In addition to Katherine Cone’s brilliant Jill Greenberg show this past weekend, we stopped into Blum & Poe, another Culver City art powerhouse. They had two solo shows happening, celebrating the work of two artists on opposite ends of the specturm: Banks Violette, and industrial minimalist, and Shio Kusaka, a delicate ceramicist.
Violette‘s show, located on the bottom floor, is his first solo exhibition in Los Angeles. His work paints subculture to a gothic tune, literally taking a heavy metal approach to things like NASCAR and Budweiser. His works included long metal gates that end in disruptive, jagged scribbles, evoking that of an ECG wave monitoring a heartbeat, a large, deteriorating number eighty eight (a reference to Dale Earnhard Jr. being that number), and a few sketches/drawings mounted on aluminum. His work complimented Blum & Poe’s large, open exhibit spaces quite nicely, playing with how objects–especially gates–can reshape a room and redefine how we pass through space.

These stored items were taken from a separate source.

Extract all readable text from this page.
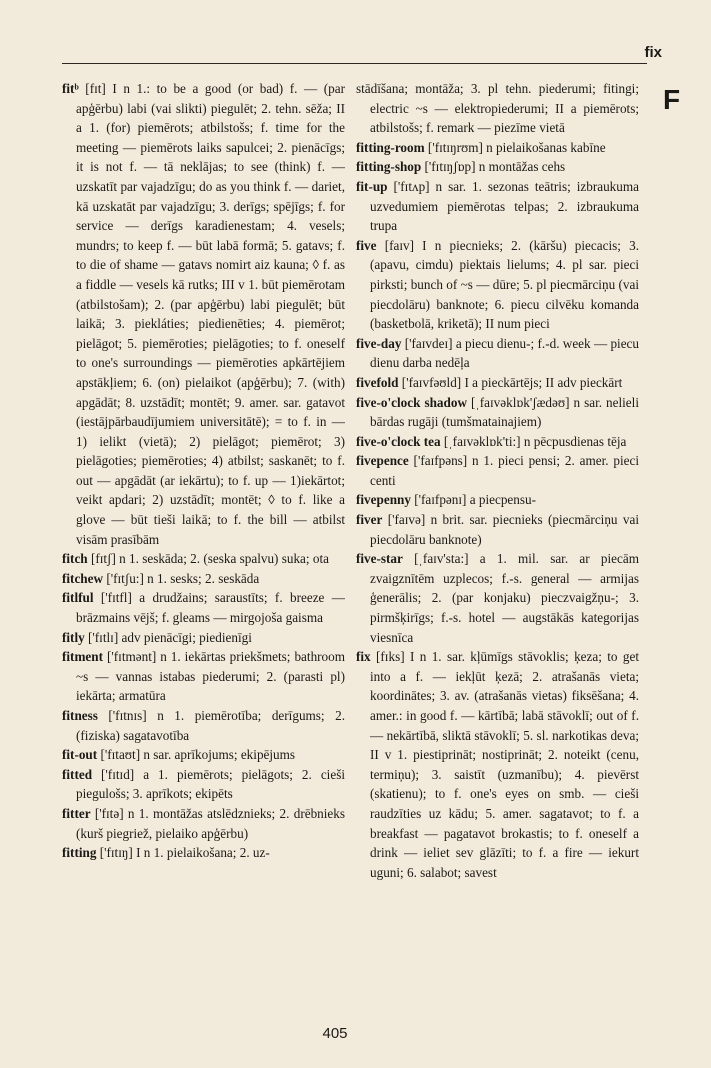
fix
F

fitᵇ [fɪt] I n 1.: to be a good (or bad) f. — (par apģērbu) labi (vai slikti) piegulēt; 2. tehn. sēža; II a 1. (for) piemērots; atbilstošs; f. time for the meeting — piemērots laiks sapulcei; 2. pienācīgs; it is not f. — tā neklājas; to see (think) f. — uzskatīt par vajadzīgu; do as you think f. — dariet, kā uzskatāt par vajadzīgu; 3. derīgs; spējīgs; f. for service — derīgs karadienestam; 4. vesels; mundrs; to keep f. — būt labā formā; 5. gatavs; f. to die of shame — gatavs nomirt aiz kauna; ◊ f. as a fiddle — vesels kā rutks; III v 1. būt piemērotam (atbilstošam); 2. (par apģērbu) labi piegulēt; būt laikā; 3. piekláties; piedienēties; 4. piemērot; pielāgot; 5. piemēroties; pielāgoties; to f. oneself to one's surroundings — piemēroties apkārtējiem apstākļiem; 6. (on) pielaikot (apģērbu); 7. (with) apgādāt; 8. uzstādīt; montēt; 9. amer. sar. gatavot (iestājpārbaudījumiem universitātē); = to f. in — 1) ielikt (vietā); 2) pielāgot; piemērot; 3) pielāgoties; piemēroties; 4) atbilst; saskanēt; to f. out — apgādāt (ar iekārtu); to f. up — 1)iekārtot; veikt apdari; 2) uzstādīt; montēt; ◊ to f. like a glove — būt tieši laikā; to f. the bill — atbilst visām prasībām

fitch [fɪtʃ] n 1. seskāda; 2. (seska spalvu) suka; ota

fitchew ['fɪtʃu:] n 1. sesks; 2. seskāda

fitlful ['fɪtfl] a drudžains; saraustīts; f. breeze — brāzmains vējš; f. gleams — mirgojoša gaisma

fitly ['fɪtlɪ] adv pienācīgi; piedienīgi

fitment ['fɪtmənt] n 1. iekārtas priekšmets; bathroom ~s — vannas istabas piederumi; 2. (parasti pl) iekārta; armatūra

fitness ['fɪtnɪs] n 1. piemērotība; derīgums; 2. (fiziska) sagatavotība

fit-out ['fɪtaʊt] n sar. aprīkojums; ekipējums

fitted ['fɪtɪd] a 1. piemērots; pielāgots; 2. cieši piegulošs; 3. aprīkots; ekipēts

fitter ['fɪtə] n 1. montāžas atslēdznieks; 2. drēbnieks (kurš piegriež, pielaiko apģērbu)

fitting ['fɪtɪŋ] I n 1. pielaikošana; 2. uz-

stādīšana; montāža; 3. pl tehn. piederumi; fitingi; electric ~s — elektropiederumi; II a piemērots; atbilstošs; f. remark — piezīme vietā

fitting-room ['fɪtɪŋrʊm] n pielaikošanas kabīne

fitting-shop ['fɪtɪŋʃɒp] n montāžas cehs

fit-up ['fɪtʌp] n sar. 1. sezonas teātris; izbraukuma uzvedumiem piemērotas telpas; 2. izbraukuma trupa

five [faɪv] I n piecnieks; 2. (kāršu) piecacis; 3. (apavu, cimdu) piektais lielums; 4. pl sar. pieci pirksti; bunch of ~s — dūre; 5. pl piecmārciņu (vai piecdolāru) banknote; 6. piecu cilvēku komanda (basketbolā, kriketā); II num pieci

five-day ['faɪvdeɪ] a piecu dienu-; f.-d. week — piecu dienu darba nedēļa

fivefold ['faɪvfəʊld] I a pieckārtējs; II adv pieckārt

five-o'clock shadow [ˌfaɪvəklɒk'ʃædəʊ] n sar. nelieli bārdas rugāji (tumšmatainajiem)

five-o'clock tea [ˌfaɪvəklɒk'ti:] n pēcpusdienas tēja

fivepence ['faɪfpəns] n 1. pieci pensi; 2. amer. pieci centi

fivepenny ['faɪfpənɪ] a piecpensu-

fiver ['faɪvə] n brit. sar. piecnieks (piecmārciņu vai piecdolāru banknote)

five-star [ˌfaɪv'sta:] a 1. mil. sar. ar piecām zvaigznītēm uzplecos; f.-s. general — armijas ģenerālis; 2. (par konjaku) pieczvaigžņu-; 3. pirmšķirīgs; f.-s. hotel — augstākās kategorijas viesnīca

fix [fɪks] I n 1. sar. kļūmīgs stāvoklis; ķeza; to get into a f. — iekļūt ķezā; 2. atrašanās vieta; koordinātes; 3. av. (atrašanās vietas) fiksēšana; 4. amer.: in good f. — kārtībā; labā stāvoklī; out of f. — nekārtībā, sliktā stāvoklī; 5. sl. narkotikas deva; II v 1. piestiprināt; nostiprināt; 2. noteikt (cenu, termiņu); 3. saistīt (uzmanību); 4. pievērst (skatienu); to f. one's eyes on smb. — cieši raudzīties uz kādu; 5. amer. sagatavot; to f. a breakfast — pagatavot brokastis; to f. oneself a drink — ieliet sev glāzīti; to f. a fire — iekurt uguni; 6. salabot; savest

405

Shio Kusaka seems to be a near opposite of Violette: she creates small, delicate, usually white pots. Each one is beautifully handcrafted by the Japanese born, Los Angeles based artist. The show showed some of Kusaka’s “largest works to date,” some of which were polka dotted, two toned, dimpled, engraved, and thatched and lined with different paints. She works within a very specific–but not limiting–aesthetic angle, playing with the color white and its compliments, to let the shapes and consistency of the glass speak more than any colors or grand embellishments could say. It is exactly what she does not do to the pots that makes them so special. We absolutely fell in love with her work (as did everyone else, who were making purchases that evening).
Both Violette and Kusaka’s work are up at Blum & Poe through February 11.